Development management, corporate security, audit and compliance, quality assurance and software development all need to work to secure applications, Berg said. Security must be baked into virtually every aspect of the design process, and it should be implemented as often as is practical.
If that sounds impossible, Berg offers some practical and applicable objectives for IT professionals. He urges improving upon existing development processes, not creating new ones. And using models as a base will make adoption easier. He emphasized three different models -- independent, distributed and centralized. Each model has its own advantages and disadvantages and organizations should carefully consider which one is most beneficial to them. For more on these models, including detailed diagrams, see Berg's white paper, Secure at the Source.

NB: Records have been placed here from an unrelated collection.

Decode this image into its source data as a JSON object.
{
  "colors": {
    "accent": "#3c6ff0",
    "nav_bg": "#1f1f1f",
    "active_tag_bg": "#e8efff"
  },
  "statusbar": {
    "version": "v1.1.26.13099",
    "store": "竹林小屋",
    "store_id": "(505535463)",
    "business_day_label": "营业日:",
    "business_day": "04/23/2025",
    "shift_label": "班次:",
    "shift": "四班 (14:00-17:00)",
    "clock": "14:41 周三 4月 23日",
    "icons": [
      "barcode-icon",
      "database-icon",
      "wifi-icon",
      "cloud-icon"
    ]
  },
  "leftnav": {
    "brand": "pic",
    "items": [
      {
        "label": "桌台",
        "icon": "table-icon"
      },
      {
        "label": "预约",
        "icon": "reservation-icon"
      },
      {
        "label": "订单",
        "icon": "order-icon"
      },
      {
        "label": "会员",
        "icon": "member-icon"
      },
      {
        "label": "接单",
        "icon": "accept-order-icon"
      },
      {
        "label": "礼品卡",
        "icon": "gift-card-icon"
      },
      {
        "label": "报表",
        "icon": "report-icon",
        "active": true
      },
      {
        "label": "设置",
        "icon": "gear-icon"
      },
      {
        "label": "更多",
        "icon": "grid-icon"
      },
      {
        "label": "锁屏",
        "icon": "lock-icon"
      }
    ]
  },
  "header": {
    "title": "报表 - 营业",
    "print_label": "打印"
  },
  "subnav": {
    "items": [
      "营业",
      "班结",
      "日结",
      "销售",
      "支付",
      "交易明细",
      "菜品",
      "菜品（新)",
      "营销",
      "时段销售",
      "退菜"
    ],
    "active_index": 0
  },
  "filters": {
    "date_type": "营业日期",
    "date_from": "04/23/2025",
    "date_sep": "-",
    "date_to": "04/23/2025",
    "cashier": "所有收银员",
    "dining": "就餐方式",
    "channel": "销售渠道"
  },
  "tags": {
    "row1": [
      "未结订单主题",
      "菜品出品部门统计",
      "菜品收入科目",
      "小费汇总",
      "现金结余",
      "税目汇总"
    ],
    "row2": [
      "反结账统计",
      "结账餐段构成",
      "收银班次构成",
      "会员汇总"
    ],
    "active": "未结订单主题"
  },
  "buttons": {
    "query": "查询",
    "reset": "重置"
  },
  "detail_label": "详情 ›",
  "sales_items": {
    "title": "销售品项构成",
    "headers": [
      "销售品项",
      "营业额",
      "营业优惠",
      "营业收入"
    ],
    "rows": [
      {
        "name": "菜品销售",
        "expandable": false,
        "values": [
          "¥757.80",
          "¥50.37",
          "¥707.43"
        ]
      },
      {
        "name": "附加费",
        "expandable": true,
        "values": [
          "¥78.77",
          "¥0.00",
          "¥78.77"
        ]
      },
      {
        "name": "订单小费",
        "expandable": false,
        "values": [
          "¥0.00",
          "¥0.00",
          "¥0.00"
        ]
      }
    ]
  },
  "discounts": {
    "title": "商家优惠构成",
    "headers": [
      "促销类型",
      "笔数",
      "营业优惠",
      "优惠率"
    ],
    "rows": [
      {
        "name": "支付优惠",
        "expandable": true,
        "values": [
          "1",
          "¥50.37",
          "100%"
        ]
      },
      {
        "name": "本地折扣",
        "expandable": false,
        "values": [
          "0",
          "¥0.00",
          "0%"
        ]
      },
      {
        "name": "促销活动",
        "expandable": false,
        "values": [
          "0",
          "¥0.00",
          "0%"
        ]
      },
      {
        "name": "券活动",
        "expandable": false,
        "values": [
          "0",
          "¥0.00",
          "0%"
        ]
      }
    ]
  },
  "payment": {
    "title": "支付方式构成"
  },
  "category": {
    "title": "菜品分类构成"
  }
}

Obstacles to application security
There are a number of misconceptions that prevent IT professionals from integrating security into the SDLC. Berg has a response to each of these.
For example, instead of resigning to the idea that security and development are too disparate to work together, Berg advises that support from management and mutual goals will smooth the course. Another discouraging belief held by many is that time constraints and the push to release as soon as possible won't allow for security testing.
Time constraints are a major concern for some in the security industry. Even behemoth Microsoft, when developing Windows Server 2003, stopped production for two months in order to concentrate on security. But Microsoft can do that. For smaller companies, Berg maintains that incorporating security is efficient in the long-term, and this sentiment is echoed by other experts. By reducing maintenance and patch costs, Berg added, companies ultimately save time and money.
The final obstacle that Berg dismisses is "[P]eer review sufficiently addresses security issues." It does not, although it can be a quality measure, he said.
Incorporating security into the SDLC is essential to application security. However, this concept is alluded to far more often than it is implemented, Berg said. He a practical way to begin the process.
A solution is needed that "requires more cross-functional involvement," he said. "QA needs to incorporate security testing along with use and abuse testing." This includes a use case that "models the hacker." Audit and compliance need to clearly state what the requirements are.
Finally, management must be engaged in the endeavor. Management must "be involved to make sure all the groups are interacting," Berg said, and they must "apply the additional resources, training and tools where appropriate."
To accomplish those goals, organizations need a comprehensive plan that can be tracked, he added. "I recommend the organizations start small: identify a cross-functional team of stakeholders, build a set of standards using well-defined industry best practices, and identify a project for implementation," Berg advised. "Then build from there."